Uber’s new minimum wage policy in the UK doesn’t meet the law, say case claimants

Yaseen Aslam and James Farrar, the two lead claimants in the successful tribunal that fought Uber for employee rights in the UK, say the company is continuing to flout the law. After it lost a final appeal with the UK’s Supreme Court in February, Uber announced yesterday it would give its 70,000 drivers minimum wage, holiday pay, and pensions. But Aslam and Farrar say the details of Uber’s new policy mean it’s still short-changing workers.

The issue is that Uber has only committed to paying drivers at least minimum wage for the time “after accepting a trip request.” This, says Aslam and Farrar, contradicts the Supreme Court ruling, which found that working time for Uber drivers included any period when individuals were logged in to the company’s app and waiting in the right area for fares.

As the justice of the Supreme Court, Lord Leggatt, stated in a summary of the ruling: “The judgement also upholds the finding of the employment tribunal that for the purposes of the legislation, the claimants’ working time was not limited, as Uber had argued, to periods when they were actually driving passengers to their destinations. It also included any period when the driver was logged into the Uber app in the relevant territory and was ready and willing to accept trips.”

Aslam said the language in the Supreme Court ruling was clear, and Uber’s response showed it would continue to try to bend the law to its advantage. “It’s just a cheap PR trick,” he said of the decision. “If I’m working 10 hours, but only have passengers on board for three hours, I’m only getting paid for those three hours.”

Farrar added: “The Supreme Court was asked to decide two things: if we are workers and when we are workers. These were the decisions it had to make and Uber is in clear violation of them. We can’t accept it and we won’t accept it.”

In a response to questions from The Verge about this issue, a spokesperson for Uber said in a statement: “If drivers were entitled to the minimum wage for all the time they simply had the app open, this would result in set shifts and a drastic cut to the number of drivers who can earn with Uber, at a time when the UK needs more earnings opportunities not less.” The spokesperson claim drivers do not want this and says their new policy is “consistent with the Supreme Court ruling.”
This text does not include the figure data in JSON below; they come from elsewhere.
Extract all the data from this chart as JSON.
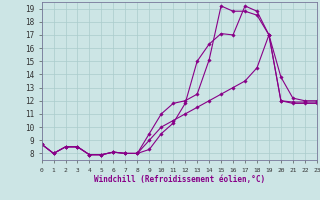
{
  "background_color": "#cce5e5",
  "grid_color": "#aacccc",
  "line_color": "#880088",
  "xlabel": "Windchill (Refroidissement éolien,°C)",
  "xlim": [
    0,
    23
  ],
  "ylim": [
    7.5,
    19.5
  ],
  "xticks": [
    0,
    1,
    2,
    3,
    4,
    5,
    6,
    7,
    8,
    9,
    10,
    11,
    12,
    13,
    14,
    15,
    16,
    17,
    18,
    19,
    20,
    21,
    22,
    23
  ],
  "yticks": [
    8,
    9,
    10,
    11,
    12,
    13,
    14,
    15,
    16,
    17,
    18,
    19
  ],
  "series1_y": [
    8.7,
    8.0,
    8.5,
    8.5,
    7.9,
    7.9,
    8.1,
    8.0,
    8.0,
    8.3,
    9.5,
    10.3,
    11.8,
    15.0,
    16.3,
    17.1,
    17.0,
    19.2,
    18.8,
    17.0,
    12.0,
    11.9,
    11.9,
    11.9
  ],
  "series2_y": [
    8.7,
    8.0,
    8.5,
    8.5,
    7.9,
    7.9,
    8.1,
    8.0,
    8.0,
    9.5,
    11.0,
    11.8,
    12.0,
    12.5,
    15.1,
    19.2,
    18.8,
    18.8,
    18.5,
    17.0,
    13.8,
    12.2,
    12.0,
    12.0
  ],
  "series3_y": [
    8.7,
    8.0,
    8.5,
    8.5,
    7.9,
    7.9,
    8.1,
    8.0,
    8.0,
    9.0,
    10.0,
    10.5,
    11.0,
    11.5,
    12.0,
    12.5,
    13.0,
    13.5,
    14.5,
    17.0,
    12.0,
    11.8,
    11.8,
    11.8
  ]
}
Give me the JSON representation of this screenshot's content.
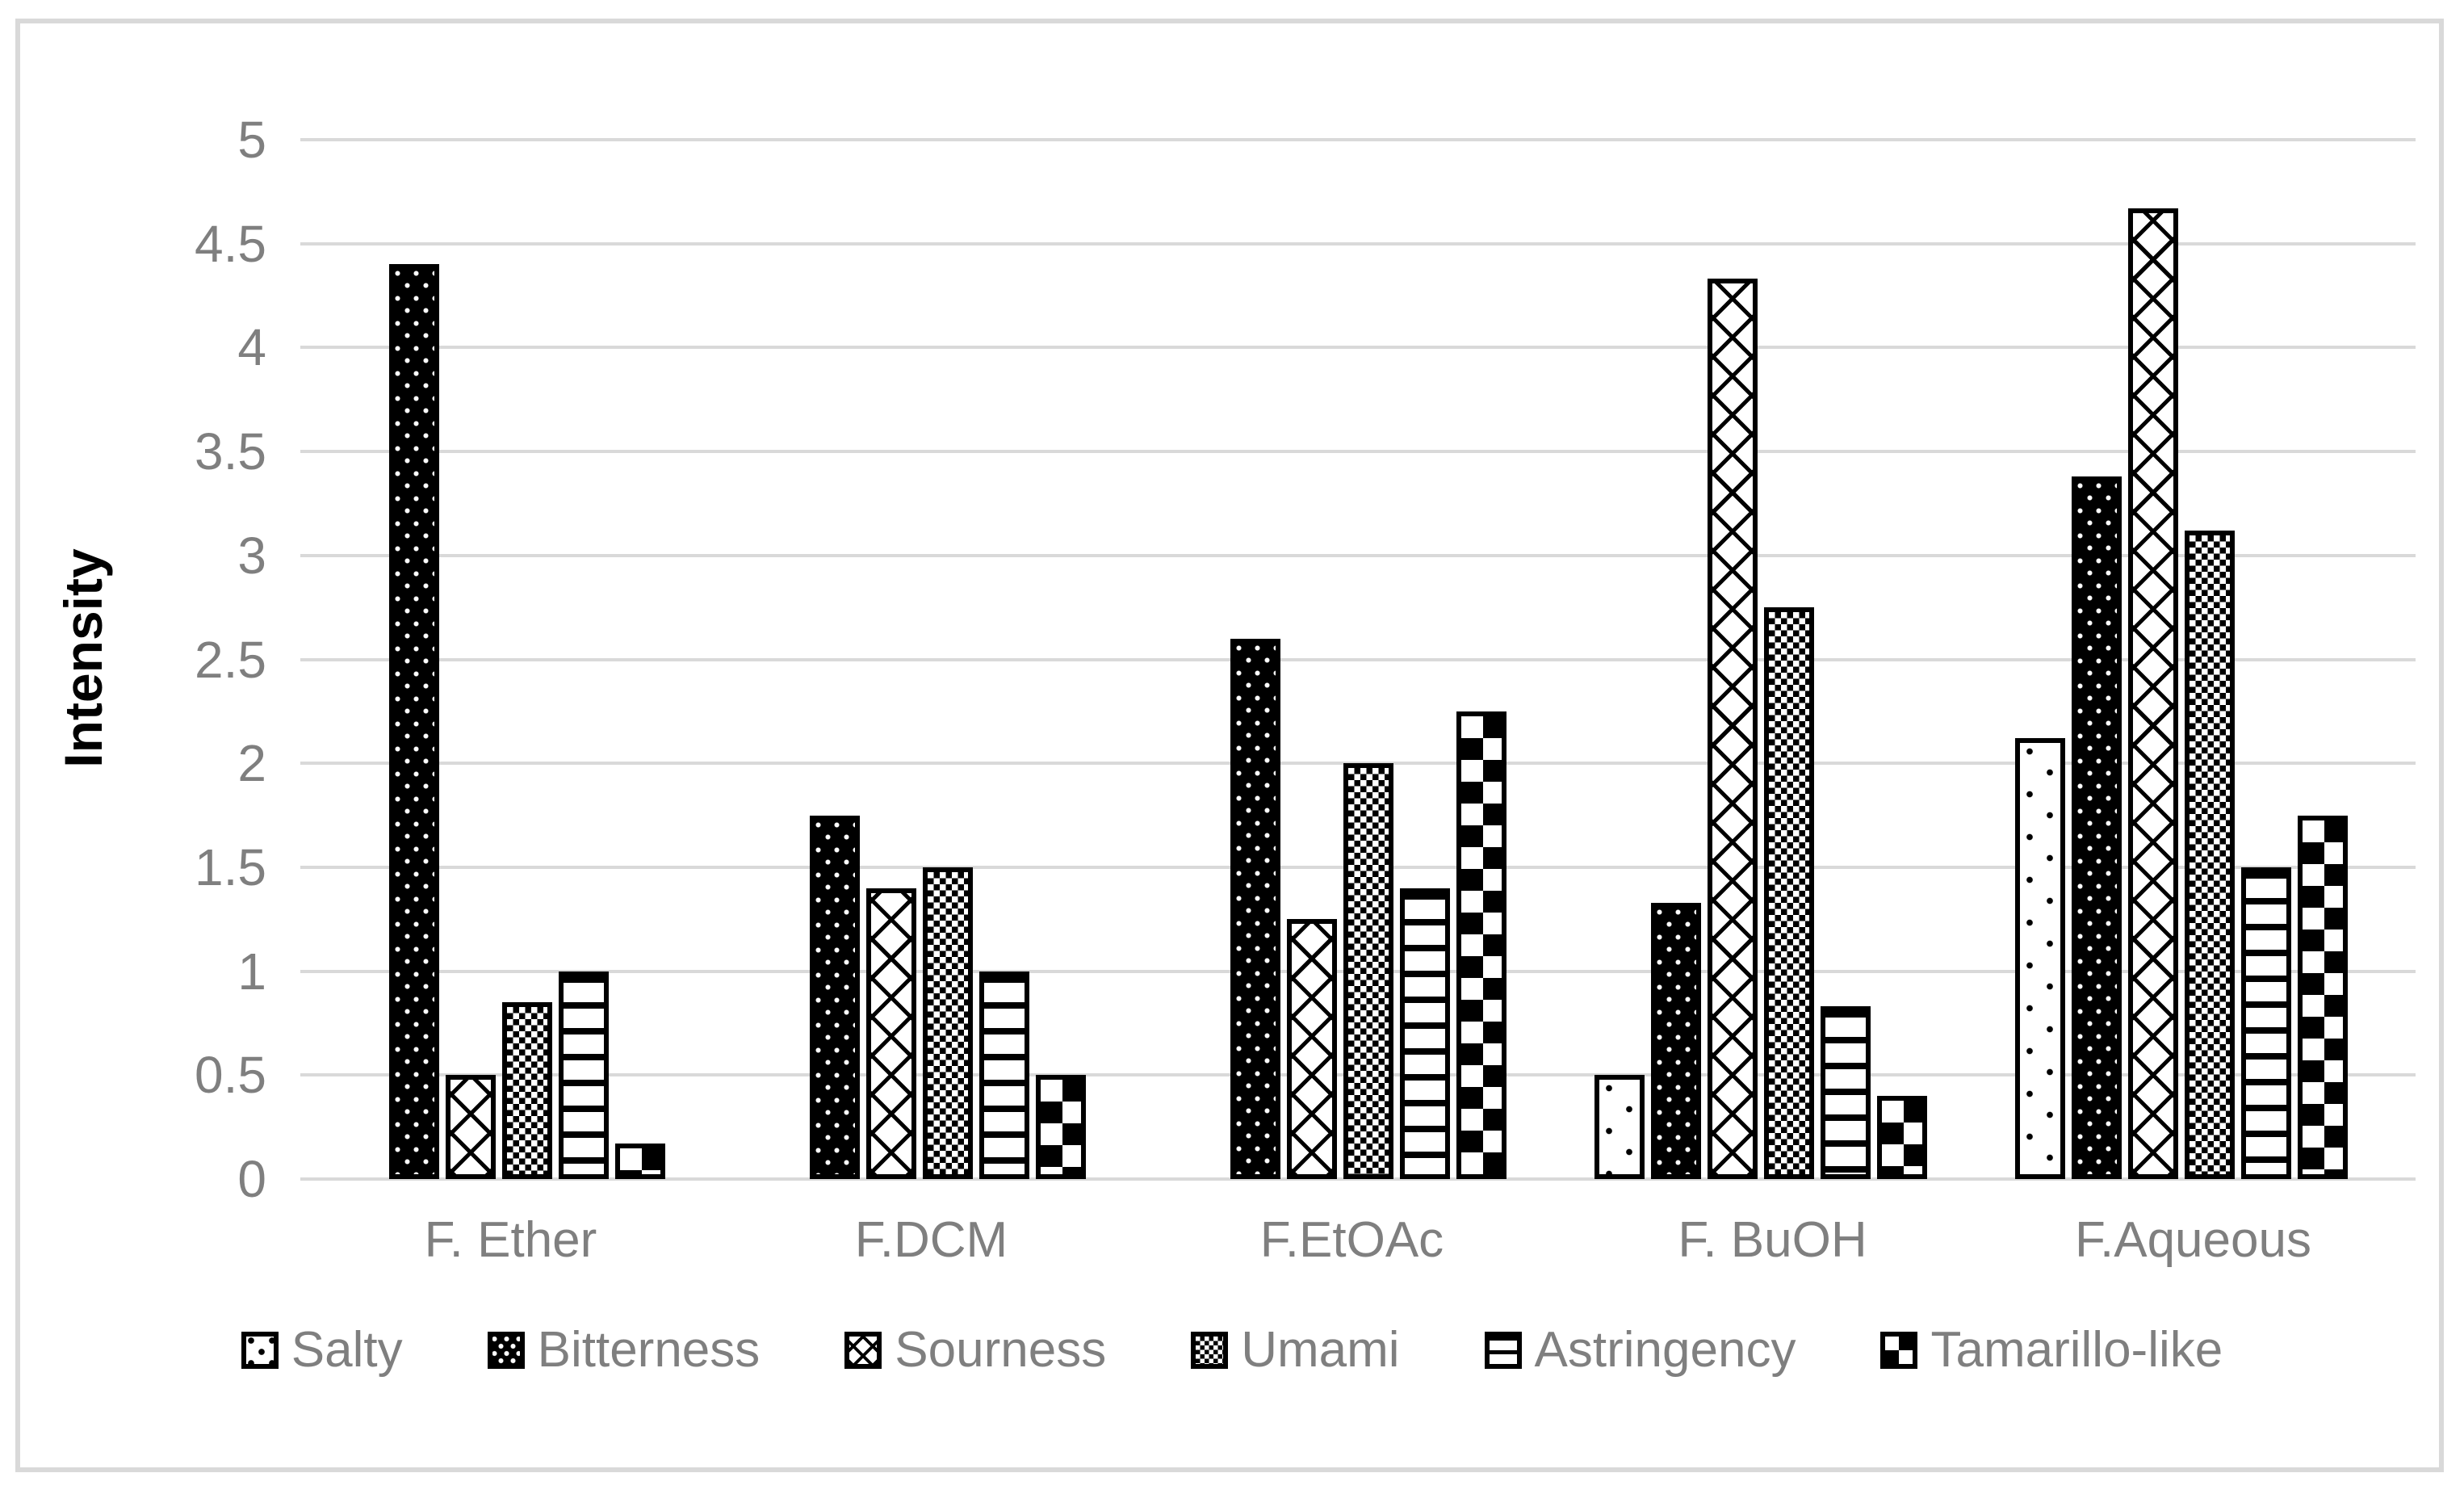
{
  "chart_data": {
    "type": "bar",
    "title": "",
    "xlabel": "",
    "ylabel": "Intensity",
    "ylim": [
      0,
      5
    ],
    "ytick_step": 0.5,
    "yticks": [
      "5",
      "4.5",
      "4",
      "3.5",
      "3",
      "2.5",
      "2",
      "1.5",
      "1",
      "0.5",
      "0"
    ],
    "grid": "horizontal",
    "legend_position": "bottom",
    "categories": [
      "F. Ether",
      "F.DCM",
      "F.EtOAc",
      "F. BuOH",
      "F.Aqueous"
    ],
    "series": [
      {
        "name": "Salty",
        "pattern": "dots-on-white",
        "values": [
          0,
          0,
          0,
          0.5,
          2.12
        ]
      },
      {
        "name": "Bitterness",
        "pattern": "dots-on-black",
        "values": [
          4.4,
          1.75,
          2.6,
          1.33,
          3.38
        ]
      },
      {
        "name": "Sourness",
        "pattern": "diag-lattice",
        "values": [
          0.5,
          1.4,
          1.25,
          4.33,
          4.67
        ]
      },
      {
        "name": "Umami",
        "pattern": "small-checker",
        "values": [
          0.85,
          1.5,
          2.0,
          2.75,
          3.12
        ]
      },
      {
        "name": "Astringency",
        "pattern": "horiz-lines",
        "values": [
          1.0,
          1.0,
          1.4,
          0.83,
          1.5
        ]
      },
      {
        "name": "Tamarillo-like",
        "pattern": "large-checker",
        "values": [
          0.17,
          0.5,
          2.25,
          0.4,
          1.75
        ]
      }
    ],
    "colors": {
      "axis_text": "#7f7f7f",
      "gridline": "#d9d9d9",
      "bar_ink": "#000000",
      "figure_border": "#d9d9d9",
      "background": "#ffffff"
    }
  }
}
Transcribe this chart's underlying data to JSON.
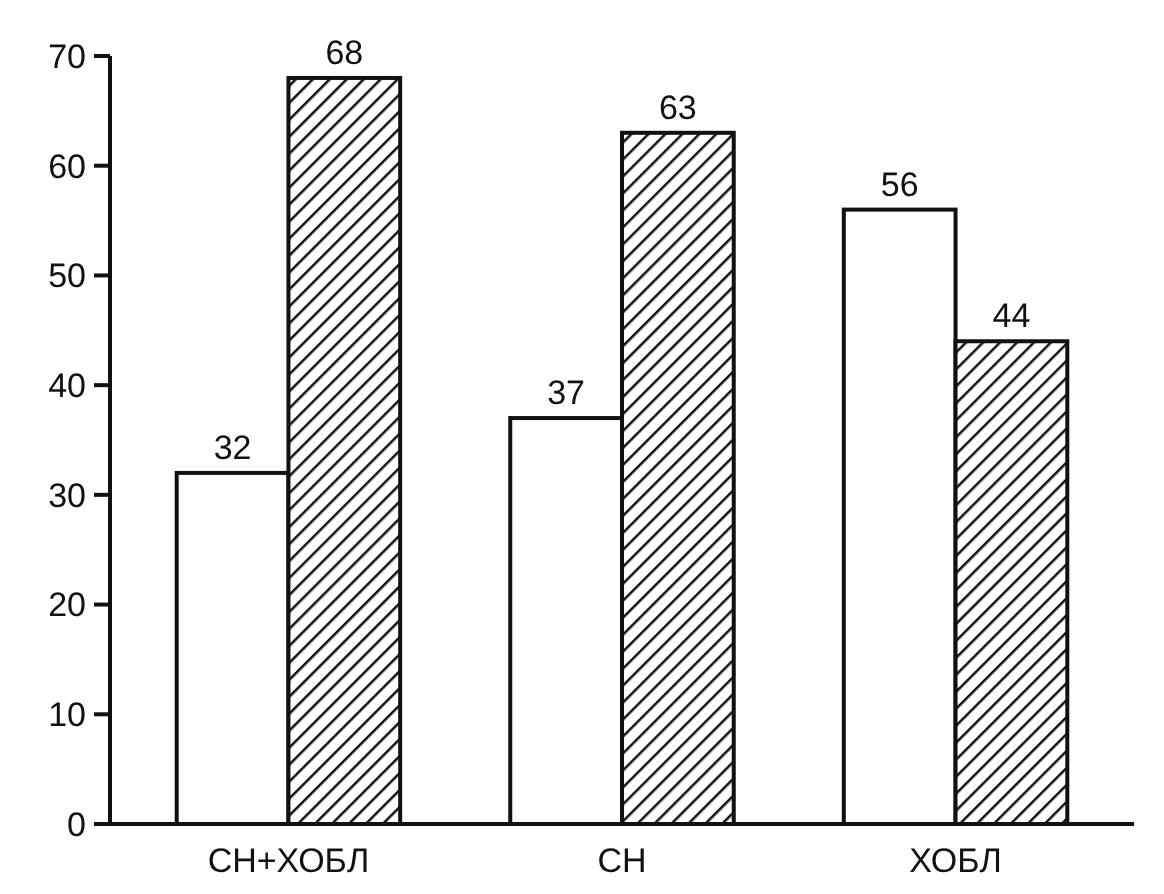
{
  "chart_data": {
    "type": "bar",
    "categories": [
      "СН+ХОБЛ",
      "СН",
      "ХОБЛ"
    ],
    "series": [
      {
        "color": "#ffffff",
        "values": [
          32,
          37,
          56
        ]
      },
      {
        "color": "#111111",
        "values": [
          68,
          63,
          44
        ]
      }
    ],
    "ylim": [
      0,
      70
    ],
    "yticks": [
      0,
      10,
      20,
      30,
      40,
      50,
      60,
      70
    ],
    "grid": false,
    "data_labels": true
  }
}
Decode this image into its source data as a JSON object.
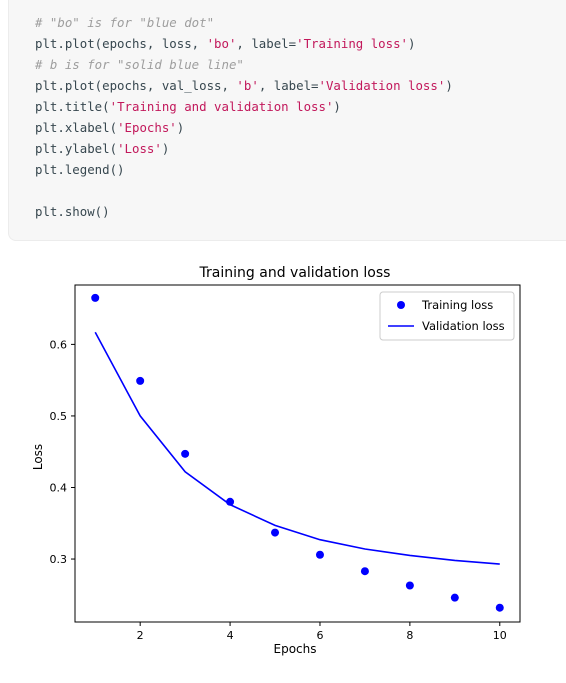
{
  "code": {
    "lines": [
      [
        {
          "t": "# \"bo\" is for \"blue dot\"",
          "k": "comment"
        }
      ],
      [
        {
          "t": "plt.plot(epochs, loss, ",
          "k": "plain"
        },
        {
          "t": "'bo'",
          "k": "string"
        },
        {
          "t": ", label=",
          "k": "plain"
        },
        {
          "t": "'Training loss'",
          "k": "string"
        },
        {
          "t": ")",
          "k": "plain"
        }
      ],
      [
        {
          "t": "# b is for \"solid blue line\"",
          "k": "comment"
        }
      ],
      [
        {
          "t": "plt.plot(epochs, val_loss, ",
          "k": "plain"
        },
        {
          "t": "'b'",
          "k": "string"
        },
        {
          "t": ", label=",
          "k": "plain"
        },
        {
          "t": "'Validation loss'",
          "k": "string"
        },
        {
          "t": ")",
          "k": "plain"
        }
      ],
      [
        {
          "t": "plt.title(",
          "k": "plain"
        },
        {
          "t": "'Training and validation loss'",
          "k": "string"
        },
        {
          "t": ")",
          "k": "plain"
        }
      ],
      [
        {
          "t": "plt.xlabel(",
          "k": "plain"
        },
        {
          "t": "'Epochs'",
          "k": "string"
        },
        {
          "t": ")",
          "k": "plain"
        }
      ],
      [
        {
          "t": "plt.ylabel(",
          "k": "plain"
        },
        {
          "t": "'Loss'",
          "k": "string"
        },
        {
          "t": ")",
          "k": "plain"
        }
      ],
      [
        {
          "t": "plt.legend()",
          "k": "plain"
        }
      ],
      [
        {
          "t": "",
          "k": "plain"
        }
      ],
      [
        {
          "t": "plt.show()",
          "k": "plain"
        }
      ]
    ]
  },
  "chart_data": {
    "type": "line",
    "title": "Training and validation loss",
    "xlabel": "Epochs",
    "ylabel": "Loss",
    "xlim": [
      0.55,
      10.45
    ],
    "ylim": [
      0.212,
      0.683
    ],
    "xticks": [
      2,
      4,
      6,
      8,
      10
    ],
    "yticks": [
      0.3,
      0.4,
      0.5,
      0.6
    ],
    "ytick_labels": [
      "0.3",
      "0.4",
      "0.5",
      "0.6"
    ],
    "legend_position": "top-right",
    "grid": false,
    "color": "#0000ff",
    "series": [
      {
        "name": "Training loss",
        "style": "points",
        "x": [
          1,
          2,
          3,
          4,
          5,
          6,
          7,
          8,
          9,
          10
        ],
        "y": [
          0.665,
          0.549,
          0.447,
          0.38,
          0.337,
          0.306,
          0.283,
          0.263,
          0.246,
          0.232
        ]
      },
      {
        "name": "Validation loss",
        "style": "line",
        "x": [
          1,
          2,
          3,
          4,
          5,
          6,
          7,
          8,
          9,
          10
        ],
        "y": [
          0.617,
          0.5,
          0.422,
          0.376,
          0.347,
          0.327,
          0.314,
          0.305,
          0.298,
          0.293
        ]
      }
    ]
  }
}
It’s not clear how much time Uber drivers spend on average waiting for fares, and thus how much potential income has been lost through the company’s new policy. Farrar and Aslam say that drivers will lose out on 40 to 50 percent of a possible wage increase. A 2019 study by the University of California, Berkeley, found that US Uber and Lyft drivers spent roughly a third of their working day logged in to the app and waiting for fares.

Aslam said Uber’s new policy is crafted to ensure it won’t lose a key advantage versus traditional taxi firms: creating an abundance of drivers who respond quickly to customers without paying for their downtime. “It costs Uber next to nothing to operate in cities,” says Aslam. “All the liabilities — the running costs and expenses of maintaining a vehicle — are shifted over to the driver. So the more drivers they have on the platform, the better it is for them: it doesn’t cost them anything but creates more availability for customers.”

If Uber had to pay drivers for time spent waiting for requests from passengers, it would lose this advantage. It’s for reasons such as this that critics of the company say it doesn’t offer any significant technological innovations at all. It simply extracts extra value from workers by exploiting loopholes in countries’ legal systems.

What’s not clear is what happens next from a legal perspective. Aslam says it’s up to the UK government to enforce the Supreme Court ruling, but he also says London’s transport regulator, Transport for London (TfL), should take responsibility. “TfL has the power to protect workers but they don’t want to get involved,” he says. Farrar added: “It should have been government enforcing this all the way back to the original case, rather than expecting precarious workers to bring complicated litigation all the way to the Supreme Court.”

Paul Jennings, a partner at the London law firm Bates Wells, who represented Aslam and Farrar in their original employment tribunal, said that the discrepancy between Uber’s new policies and the Supreme Court ruling was clear and that the government should act.

“The idea that drivers are only working when they have a passenger in the car is not consistent with the judgement,” Jennings said. “It’s regrettable that Uber hasn’t done the right thing entirely.” He added compliance could be enforced without additional litigation, but that the latter might be necessary to “reinforce the judgement.”

Overall, Aslam and Farrar say they are pleased that Uber has been forced to change its policies but are disappointed their fight is not yet over. “We suffered financially and mentally. But we’re not delighted. What we’re getting is a bone chucked at us,” says Aslam. “It’s never going to stop, we know that. This is Uber.”

Farrar added that despite the time and resources they’d committed already, the pair was happy to keep on fighting: “Me and Yaseen, we latch on and we don’t let go.”